Thursday, April 17, 2014

Books on Bots

It was only a coincidence that Christopher Steiner's Automate This: How Algorithms Came to Rule Our World and Michael's Lewis' Flash Boys: A Wall Street Revolt ended up in consecutive order in my reading que. Steiner's book was my way of treading water while I awaited Lewis' latest. But I could not have picked a better prelude for Flash Boys.

I have been a big fan of Lewis since reading Moneyball almost ten years ago. When I saw that he was releasing a new book, I pre-ordered and waited. In the meantime, I came across Steiner's interesting book about a brave new world where humans use computers to make complex decisions.

In it, Steiner aptly tells readers what, when, why, and how bots will come to make our lives different - sometimes better and sometimes not so much. Computers and the people who write the algorithms are helping humanity and at the same time gaining a huge edge over people who don't understand and use computers and have the capital to take advantage of their capabilities.

I found the narrative to be excellent even if slightly terrifying. He offers multiple illustrations of the double edged nature of automation. Trading algorithms allow investment houses to cash in on market imperfections. A robot pharmacist fills prescriptions flawlessly. A computer program composes new scores in the styles of 18th century masters. Those of us who earn a living through the application of specialized knowledge are under siege. Algorithms that fabricate our refined decision trees enable computers to do a day's work in the blink of an eye.
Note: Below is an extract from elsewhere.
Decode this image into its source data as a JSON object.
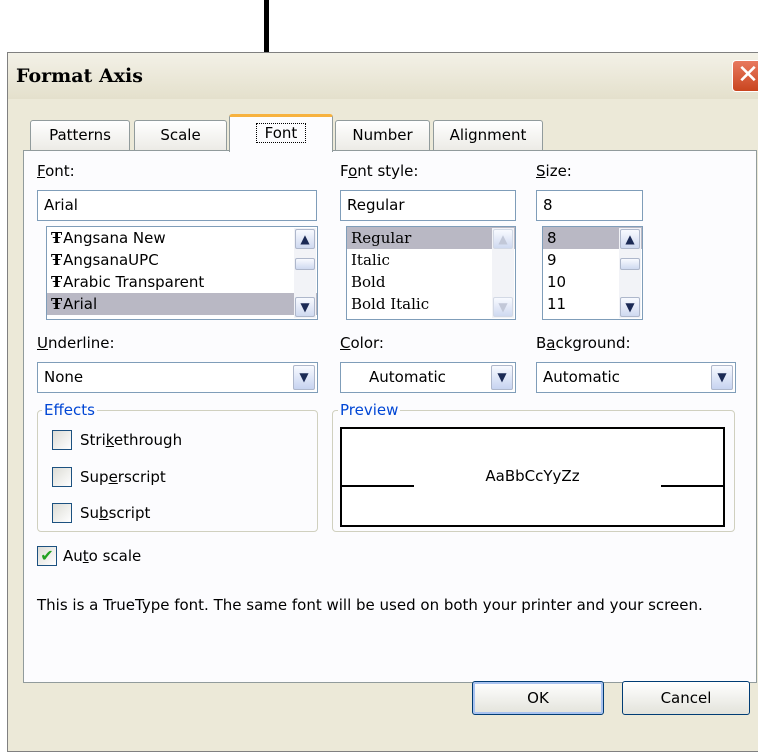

In Flash Boys, Michael Lewis again takes a complex scenario and zeroes in on the characters who made it interesting. This is his compelling, chilling account of how the equities markets have been systematically undermined in the past decade. 

Lewis does a great job of highlighting not just the technical arms-race, laid out quite well in Steiner's book, but the repercussions of it. Flash Boys reveals the true state of the public markets today.

He illustrates how high frequency traders add nothing to the operation of the capital markets but turn their intermediary role into huge profits. The big banks have their operations, including "dark pools," as well as the independent traders and none of them provide authentic records of transactions.

Flash Boys is an interesting story, but the most interesting part of the story is yet to be written. Three days after the publication of Lewis’ book, Attorney General Holder announced that the Department of Justice has an on-going investigation into high-frequency trading on stock exchanges. High-frequency traders may not be illegal in the strict sense, undoubtedly it has a detrimental and costly effect on the markets. 

It seems that the SEC is incapable of dealing with the advances in technology that this book explores. However, they weren't too capable of dealing with the rather unsophisticated ways of Bernie Madoff either. Bottom line: It is best to be looking out for yourself - no one else will be!